SECTION 3. Effectiveness. This Amendment will become effective on the date of the satisfaction of the following conditions precedent (such date, the “Amendment Effective Date”):
(a) The Administrative Agent shall have received counterparts hereof duly executed by Borrower, the Administrative Agent, the Swingline Lender, the Issuing Banks and the Lenders.
(b) The representations and warranties contained herein and in all other Loan Documents, as amended hereby, shall be true and correct in all material respects (except that such materiality qualifier shall not be applicable to any representations and warranties that already are qualified or modified by materiality in the text thereof) as of the date hereof as if made on the date hereof.
(c) No Event of Default, or event which with the giving of notice or passage of time or both would constitute an Event of Default, shall have occurred and be continuing.
(d) Borrower shall have paid to the Administrative Agent and any other Agent or Lender all fees, costs and expenses agreed in writing and payable in connection with this Amendment becoming effective on the Amendment Effective Date.
SECTION 4. Reaffirmation of Representations and Warranties.
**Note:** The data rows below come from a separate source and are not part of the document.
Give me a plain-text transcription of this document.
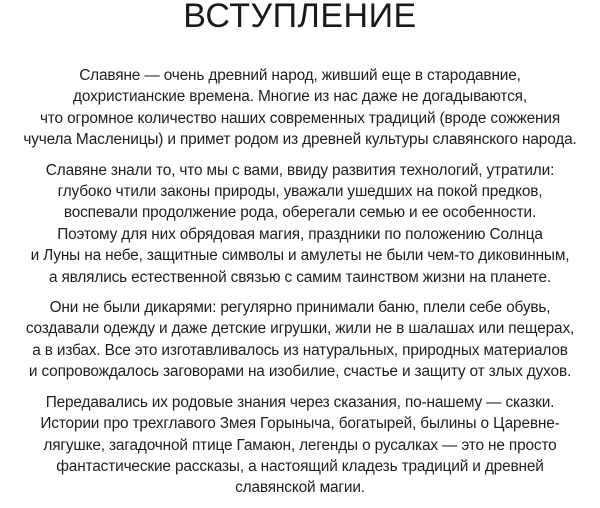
ВСТУПЛЕНИЕ

Славяне — очень древний народ, живший еще в стародавние,
дохристианские времена. Многие из нас даже не догадываются,
что огромное количество наших современных традиций (вроде сожжения
чучела Масленицы) и примет родом из древней культуры славянского народа.

Славяне знали то, что мы с вами, ввиду развития технологий, утратили:
глубоко чтили законы природы, уважали ушедших на покой предков,
воспевали продолжение рода, оберегали семью и ее особенности.
Поэтому для них обрядовая магия, праздники по положению Солнца
и Луны на небе, защитные символы и амулеты не были чем-то диковинным,
а являлись естественной связью с самим таинством жизни на планете.

Они не были дикарями: регулярно принимали баню, плели себе обувь,
создавали одежду и даже детские игрушки, жили не в шалашах или пещерах,
а в избах. Все это изготавливалось из натуральных, природных материалов
и сопровождалось заговорами на изобилие, счастье и защиту от злых духов.

Передавались их родовые знания через сказания, по-нашему — сказки.
Истории про трехглавого Змея Горыныча, богатырей, былины о Царевне-
лягушке, загадочной птице Гамаюн, легенды о русалках — это не просто
фантастические рассказы, а настоящий кладезь традиций и древней
славянской магии.
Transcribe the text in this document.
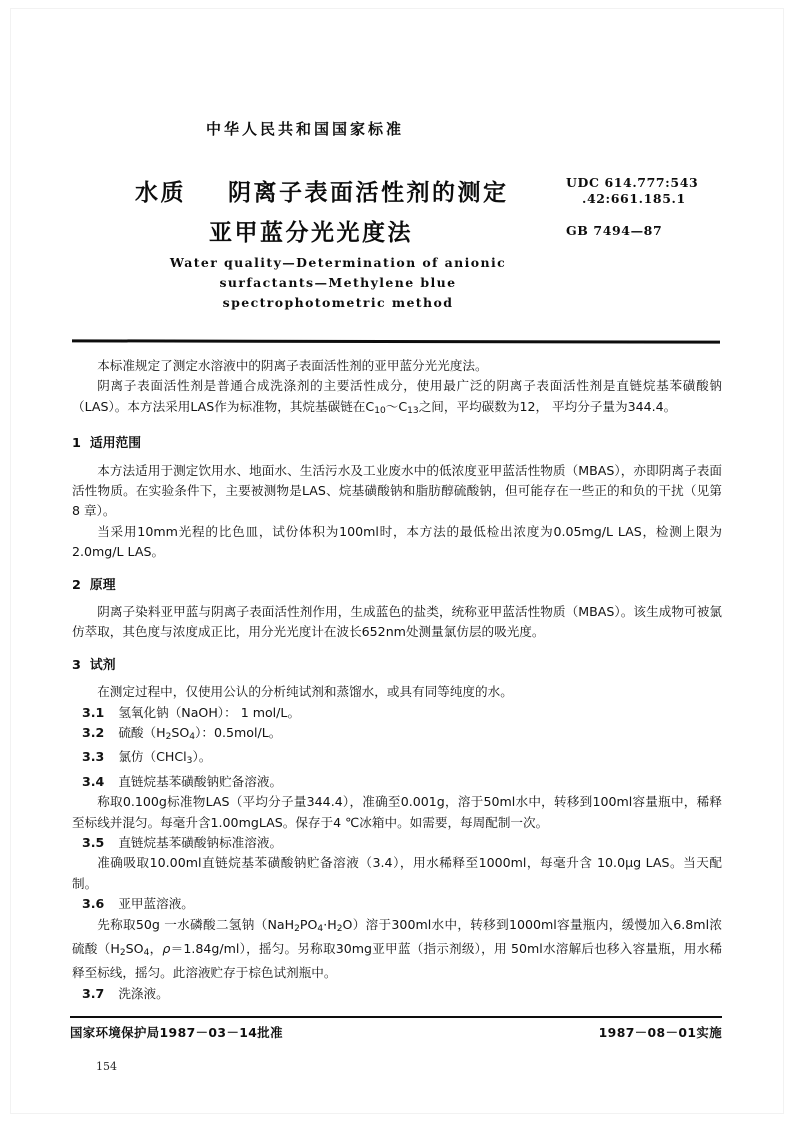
中华人民共和国国家标准
水质    阴离子表面活性剂的测定
亚甲蓝分光光度法
UDC 614.777:543
.42:661.185.1
GB 7494—87
Water quality—Determination of anionic
surfactants—Methylene blue
spectrophotometric method

本标准规定了测定水溶液中的阴离子表面活性剂的亚甲蓝分光光度法。

阴离子表面活性剂是普通合成洗涤剂的主要活性成分，使用最广泛的阴离子表面活性剂是直链烷基苯磺酸钠（LAS）。本方法采用LAS作为标准物，其烷基碳链在$C_{10}\sim C_{13}$之间，平均碳数为12， 平均分子量为344.4。

1 适用范围

本方法适用于测定饮用水、地面水、生活污水及工业废水中的低浓度亚甲蓝活性物质（MBAS），亦即阴离子表面活性物质。在实验条件下，主要被测物是LAS、烷基磺酸钠和脂肪醇硫酸钠，但可能存在一些正的和负的干扰（见第 8 章）。

当采用10mm光程的比色皿，试份体积为100ml时，本方法的最低检出浓度为0.05mg/L LAS，检测上限为2.0mg/L LAS。

2 原理

阴离子染料亚甲蓝与阴离子表面活性剂作用，生成蓝色的盐类，统称亚甲蓝活性物质（MBAS）。该生成物可被氯仿萃取，其色度与浓度成正比，用分光光度计在波长652nm处测量氯仿层的吸光度。

3 试剂

在测定过程中，仅使用公认的分析纯试剂和蒸馏水，或具有同等纯度的水。

3.1 氢氧化钠（NaOH）： 1 mol/L。

3.2 硫酸$(H_2SO_4)$：0.5mol/L。

3.3 氯仿（CHCl$_3$）。

3.4 直链烷基苯磺酸钠贮备溶液。

称取0.100g标准物LAS（平均分子量344.4），准确至0.001g，溶于50ml水中，转移到100ml容量瓶中，稀释至标线并混匀。每毫升含1.00mgLAS。保存于4 ℃冰箱中。如需要，每周配制一次。

3.5 直链烷基苯磺酸钠标准溶液。

准确吸取10.00ml直链烷基苯磺酸钠贮备溶液（3.4），用水稀释至1000ml，每毫升含 10.0μg LAS。当天配制。

3.6 亚甲蓝溶液。

先称取50g 一水磷酸二氢钠$(NaH_2PO_4\cdot H_2O)$溶于300ml水中，转移到1000ml容量瓶内，缓慢加入6.8ml浓硫酸（$H_2SO_4$，ρ＝1.84g/ml），摇匀。另称取30mg亚甲蓝（指示剂级），用 50ml水溶解后也移入容量瓶，用水稀释至标线，摇匀。此溶液贮存于棕色试剂瓶中。

3.7 洗涤液。

国家环境保护局1987－03－14批准	1987－08－01实施
154
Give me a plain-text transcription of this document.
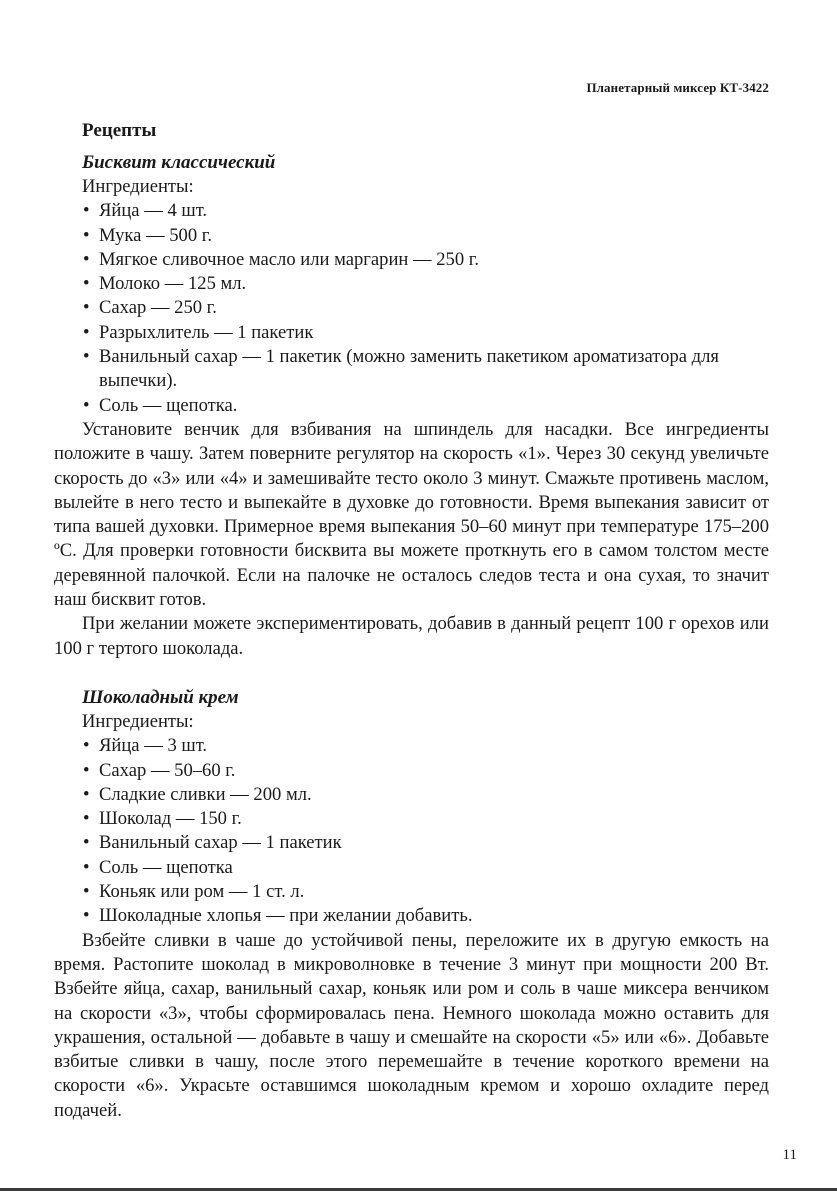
Планетарный миксер КТ-3422
Рецепты
Бисквит классический
Ингредиенты:
• Яйца — 4 шт.
• Мука — 500 г.
• Мягкое сливочное масло или маргарин — 250 г.
• Молоко — 125 мл.
• Сахар — 250 г.
• Разрыхлитель — 1 пакетик
• Ванильный сахар — 1 пакетик (можно заменить пакетиком ароматизатора для выпечки).
• Соль — щепотка.

Установите венчик для взбивания на шпиндель для насадки. Все ингредиенты положите в чашу. Затем поверните регулятор на скорость «1». Через 30 секунд увеличьте скорость до «3» или «4» и замешивайте тесто около 3 минут. Смажьте противень маслом, вылейте в него тесто и выпекайте в духовке до готовности. Время выпекания зависит от типа вашей духовки. Примерное время выпекания 50–60 минут при температуре 175–200 ºС. Для проверки готовности бисквита вы можете проткнуть его в самом толстом месте деревянной палочкой. Если на палочке не осталось следов теста и она сухая, то значит наш бисквит готов.

При желании можете экспериментировать, добавив в данный рецепт 100 г орехов или 100 г тертого шоколада.

Шоколадный крем
Ингредиенты:
• Яйца — 3 шт.
• Сахар — 50–60 г.
• Сладкие сливки — 200 мл.
• Шоколад — 150 г.
• Ванильный сахар — 1 пакетик
• Соль — щепотка
• Коньяк или ром — 1 ст. л.
• Шоколадные хлопья — при желании добавить.

Взбейте сливки в чаше до устойчивой пены, переложите их в другую емкость на время. Растопите шоколад в микроволновке в течение 3 минут при мощности 200 Вт. Взбейте яйца, сахар, ванильный сахар, коньяк или ром и соль в чаше миксера венчиком на скорости «3», чтобы сформировалась пена. Немного шоколада можно оставить для украшения, остальной — добавьте в чашу и смешайте на скорости «5» или «6». Добавьте взбитые сливки в чашу, после этого перемешайте в течение короткого времени на скорости «6». Украсьте оставшимся шоколадным кремом и хорошо охладите перед подачей.

11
To induce the Lenders, the Swingline Lender, the Issuing Banks and the Administrative Agent to enter into this Amendment, Borrower hereby reaffirms, as of the date hereof, the following:
(i) The representations and warranties of Borrower set forth in the Credit Agreement, as amended hereby, are true and correct on and as of the date hereof (unless stated to relate solely to an earlier date, in which case such representations and warranties shall be true and correct as of such earlier date).
(ii) Each of Borrower and its Subsidiaries is duly organized, validly existing and in good standing under the laws of the jurisdiction of their organization and has all requisite authority, permits and approvals, and is in good standing to conduct its business in each jurisdiction in which its business is conducted where the failure to so qualify would have a Material Adverse Effect.
(iii) The execution, delivery and performance by Borrower of this Amendment and each other Loan Document executed or to be executed by it, are within Borrower’s partnership powers and have been duly authorized by all necessary partnership action on behalf of it.
(iv) This Amendment, the Credit Agreement, as amended hereby, and each other Loan Document executed or to be executed by it has been duly executed and delivered by Borrower and constitutes a legal, valid and binding obligation of Borrower enforceable in accordance with their respective terms subject as to enforcement only to bankruptcy, insolvency, reorganization, moratorium or other similar laws affecting the enforcement of creditor rights generally and to general principles of equity.